The train station at Shanghai's western edge was like Penn Station at rush hour times twenty and still somehow more logical, vast. I wanted to turn around as soon as I got there, but I pressed on, through the station where the multitudinous signs told me everything and nothing, in both English and Chinese. Arrows took me in circles, electronic voices asked me to look up from my phone, to respect the property, to separate my recycle waste from my other waste, to keep my tissues out of the key hole toilets, to queue, to not recline on the benches.
On the train I got a window seat, but the country I looked out on was nothing to write home about--just more developments petering out into agricultural land, and before we could have gotten very far at all, we were there. The subway station in Hangzhou was almost as ridiculous as Shanghai, the old woman behind me in line at the ticket machines kept shoving her body into me as if that would make it all go faster, and I shoved back. Ridiculous. Who gave a crap about this lake, this place? What could be worth all this?
It was only when I finally got off the subway and began to walk into the old part of the city, and towards the direction my hostel supposedly was that the air stilled some, and I looked up to see see meat hanging from doorways, laundry drying in trees, a woman cooking a mysterious something in a tiny room fronting the alley, people lined up on the concrete stairs to buy her secret. I almost walked on, ever the oblivious outsider, but some force that we'll call the idea that I MIGHT NEVER HAVE THIS CHANCE AGAIN pulled me into the line that was rife with happy chatter I couldn't understand, and the thought that they were making fun of me rolled off, and I just stood there, smiling. "I am here," I thought, "It's me. Here."
When it finally came to be my turn, she said something to me and I shook my head. Then she switched to English: "Spicy or sweet." "Both," I said. Definitely both; She squirted an orange sauce and a purple sauce. Speaking Chinese again, she wished me happy new year--one of the only phrases I know. How were we still celebrating this? I thought, and in the same beat returned her wishes with a sense of cheer that was surprising to me. The food was rolled up in a newspaper and in my hand. And it was good. So was everything else I ate and drank in Hangzhou: sweet sesame beef jerky, preserved duck, spicy beef noodles, steamed pork buns, french-style elephant-ear cookies, braised fish head in stew, a whisky cocktail with a charred cinnamon stick, a beautiful pot of fresh ginger tea.

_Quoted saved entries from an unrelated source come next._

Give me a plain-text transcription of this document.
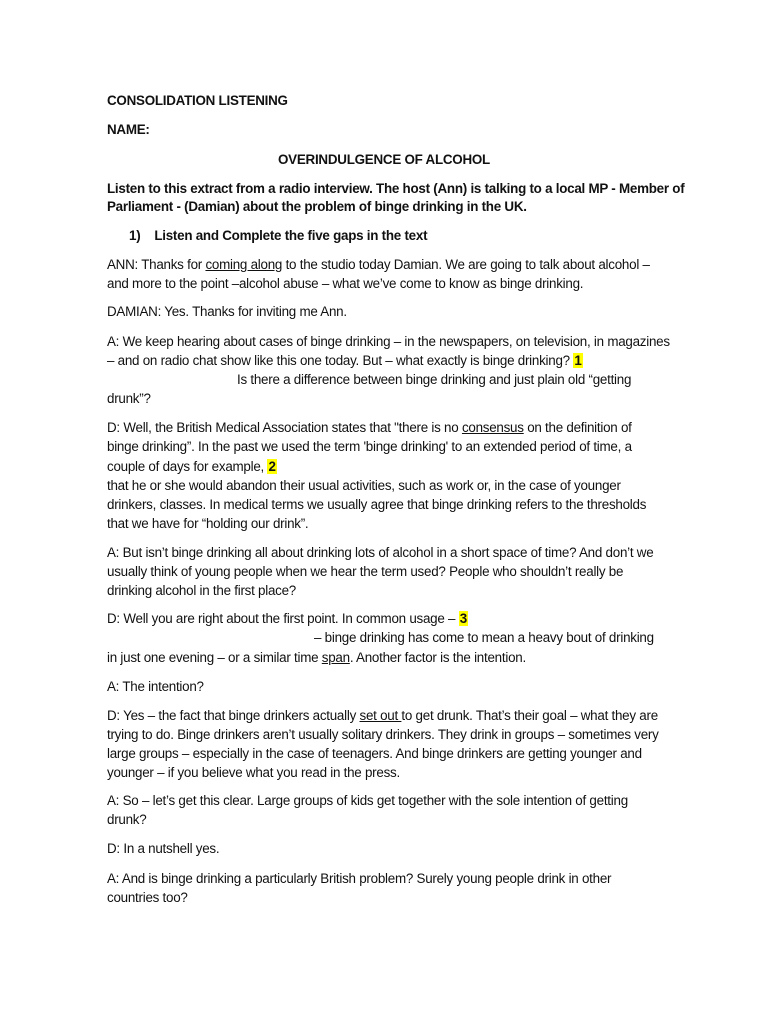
CONSOLIDATION LISTENING

NAME:

OVERINDULGENCE OF ALCOHOL

Listen to this extract from a radio interview. The host (Ann) is talking to a local MP - Member of

Parliament - (Damian) about the problem of binge drinking in the UK.

1) Listen and Complete the five gaps in the text

ANN: Thanks for coming along to the studio today Damian. We are going to talk about alcohol –

and more to the point –alcohol abuse – what we’ve come to know as binge drinking.

DAMIAN: Yes. Thanks for inviting me Ann.

A: We keep hearing about cases of binge drinking – in the newspapers, on television, in magazines

– and on radio chat show like this one today. But – what exactly is binge drinking? 1

Is there a difference between binge drinking and just plain old “getting

drunk”?

D: Well, the British Medical Association states that "there is no consensus on the definition of

binge drinking”. In the past we used the term 'binge drinking' to an extended period of time, a

couple of days for example, 2

that he or she would abandon their usual activities, such as work or, in the case of younger

drinkers, classes. In medical terms we usually agree that binge drinking refers to the thresholds

that we have for “holding our drink”.

A: But isn’t binge drinking all about drinking lots of alcohol in a short space of time? And don’t we

usually think of young people when we hear the term used? People who shouldn’t really be

drinking alcohol in the first place?

D: Well you are right about the first point. In common usage – 3

– binge drinking has come to mean a heavy bout of drinking

in just one evening – or a similar time span. Another factor is the intention.

A: The intention?

D: Yes – the fact that binge drinkers actually set out to get drunk. That’s their goal – what they are

trying to do. Binge drinkers aren’t usually solitary drinkers. They drink in groups – sometimes very

large groups – especially in the case of teenagers. And binge drinkers are getting younger and

younger – if you believe what you read in the press.

A: So – let’s get this clear. Large groups of kids get together with the sole intention of getting

drunk?

D: In a nutshell yes.

A: And is binge drinking a particularly British problem? Surely young people drink in other

countries too?
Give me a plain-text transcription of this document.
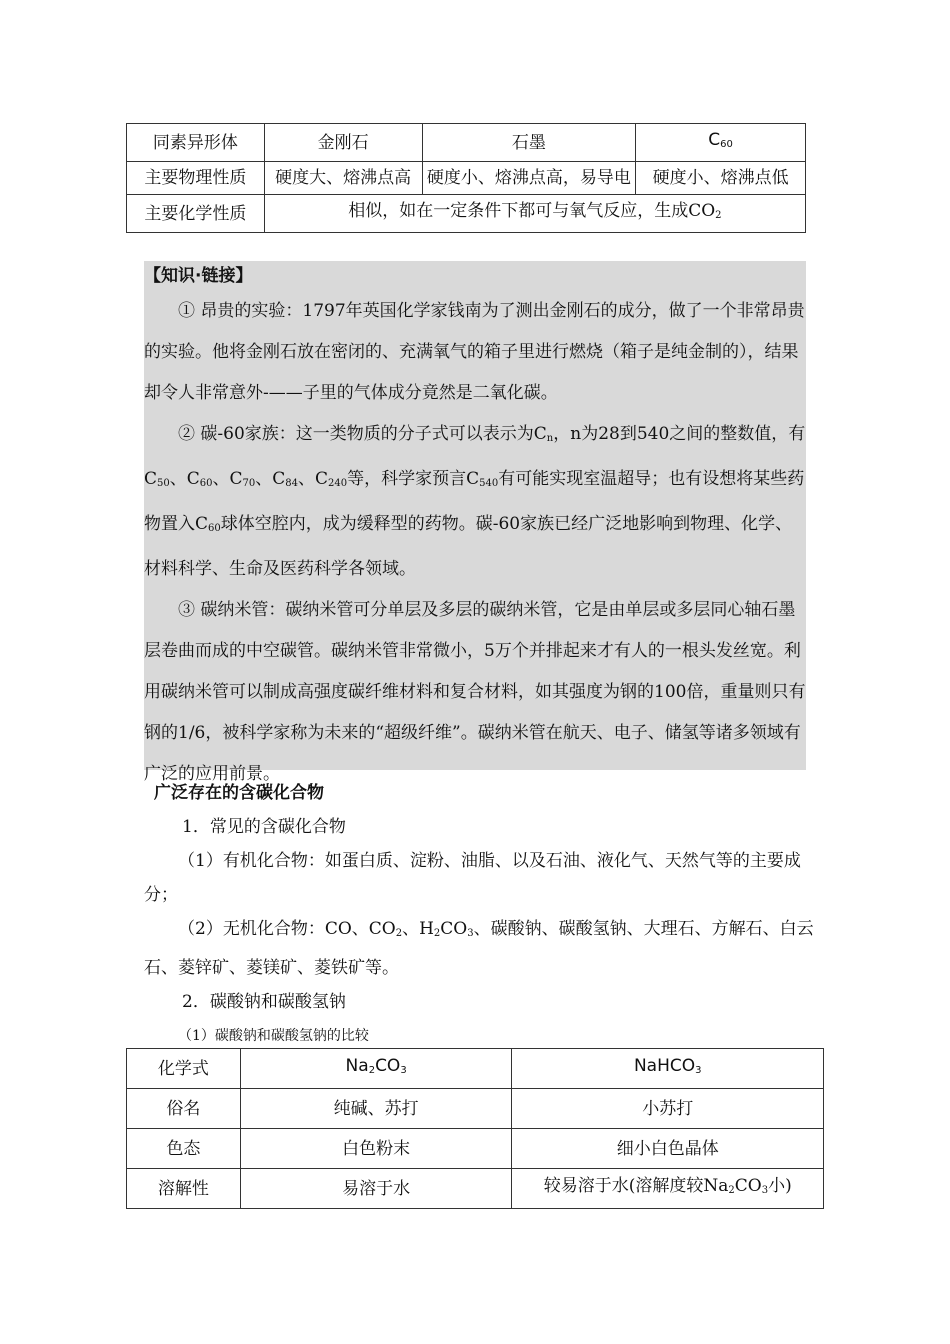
同素异形体	金刚石	石墨	$C_{60}$
主要物理性质	硬度大、熔沸点高	硬度小、熔沸点高，易导电	硬度小、熔沸点低
主要化学性质	相似，如在一定条件下都可与氧气反应，生成$CO_2$

【知识·链接】

① 昂贵的实验：1797年英国化学家钱南为了测出金刚石的成分，做了一个非常昂贵的实验。他将金刚石放在密闭的、充满氧气的箱子里进行燃烧（箱子是纯金制的），结果却令人非常意外-——子里的气体成分竟然是二氧化碳。

② 碳-60家族：这一类物质的分子式可以表示为$C_n$，n为28到540之间的整数值，有$C_{50}$、$C_{60}$、$C_{70}$、$C_{84}$、$C_{240}$等，科学家预言$C_{540}$有可能实现室温超导；也有设想将某些药物置入$C_{60}$球体空腔内，成为缓释型的药物。碳-60家族已经广泛地影响到物理、化学、材料科学、生命及医药科学各领域。

③ 碳纳米管：碳纳米管可分单层及多层的碳纳米管，它是由单层或多层同心轴石墨层卷曲而成的中空碳管。碳纳米管非常微小，5万个并排起来才有人的一根头发丝宽。利用碳纳米管可以制成高强度碳纤维材料和复合材料，如其强度为钢的100倍，重量则只有钢的1/6，被科学家称为未来的“超级纤维”。碳纳米管在航天、电子、储氢等诸多领域有广泛的应用前景。

广泛存在的含碳化合物

1．常见的含碳化合物

（1）有机化合物：如蛋白质、淀粉、油脂、以及石油、液化气、天然气等的主要成分；

（2）无机化合物：CO、$CO_2$、$H_2CO_3$、碳酸钠、碳酸氢钠、大理石、方解石、白云石、菱锌矿、菱镁矿、菱铁矿等。

2．碳酸钠和碳酸氢钠

（1）碳酸钠和碳酸氢钠的比较

化学式	$Na_2CO_3$	NaHCO$_3$
俗名	纯碱、苏打	小苏打
色态	白色粉末	细小白色晶体
溶解性	易溶于水	较易溶于水(溶解度较$Na_2CO_3$小)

And it was when I had the cocktail on an impulse stop at a mysterious place--called Sunrise Lounge--on my lovely mobike ride back to the hostel which now felt like home that I realized I had been playing a game with myself all along, a game of withholding the lake from myself. Because when I had gotten to it, after the tea and before the fish, in the hour or so before sunset, it was clear the lake was everything--the amoebic expanse of it, the silver light reflecting off it, on it, the hills in the hazy distance. I can't even really tell how it's true that there were many of us crowded around it, but still, when I looked out, I felt like I was alone, like I was no one, and that was a miracle, it felt.
I played the same game the next morning too. Wandering in a new direction from my hostel and into the Sunday market where they were selling every kind of fish and every kind of tangerine. And eggs and plungers and dumplings and finally in the back of the wet market I found some yogurt and then went to sit in a park where I watched street sweepers gossip over their cell phones and children play badminton and a man go on and on with some terrifying form of beatboxing and two women dance with swords and time kept ticking by and I pushed on to the lake. And even though the map on my phone showed me walking towards it, I felt like I would never get there, finally finding a park with hills the map didn't show and twisty paths and then more roads and everyone and then, finally, after I was out of breath and sore and sweaty and the sun had finally come out from behind the clouds, there it was again, that blessed lake. There were so many more pagodas and paths and temples and vistas and and and ...
I missed my train home. I wish I could tell you I had stayed in Hangzhou and am writing from there now but the nice people at the train station shoved me on the next one, where it was standing room only, and somehow through the sardine-crush of all the Sunday people finally coming back to this massive city I made it back to the quiet of my temporary apartment with all my temporary things, and since then it has been a really intense week of work filled with classes, meetings, emails, conversations, so many meals and drinks, so many steps and thoughts and plans, so much good news and bad, but just above it all, floating somewhere just out of plain sight, this vision, this lake.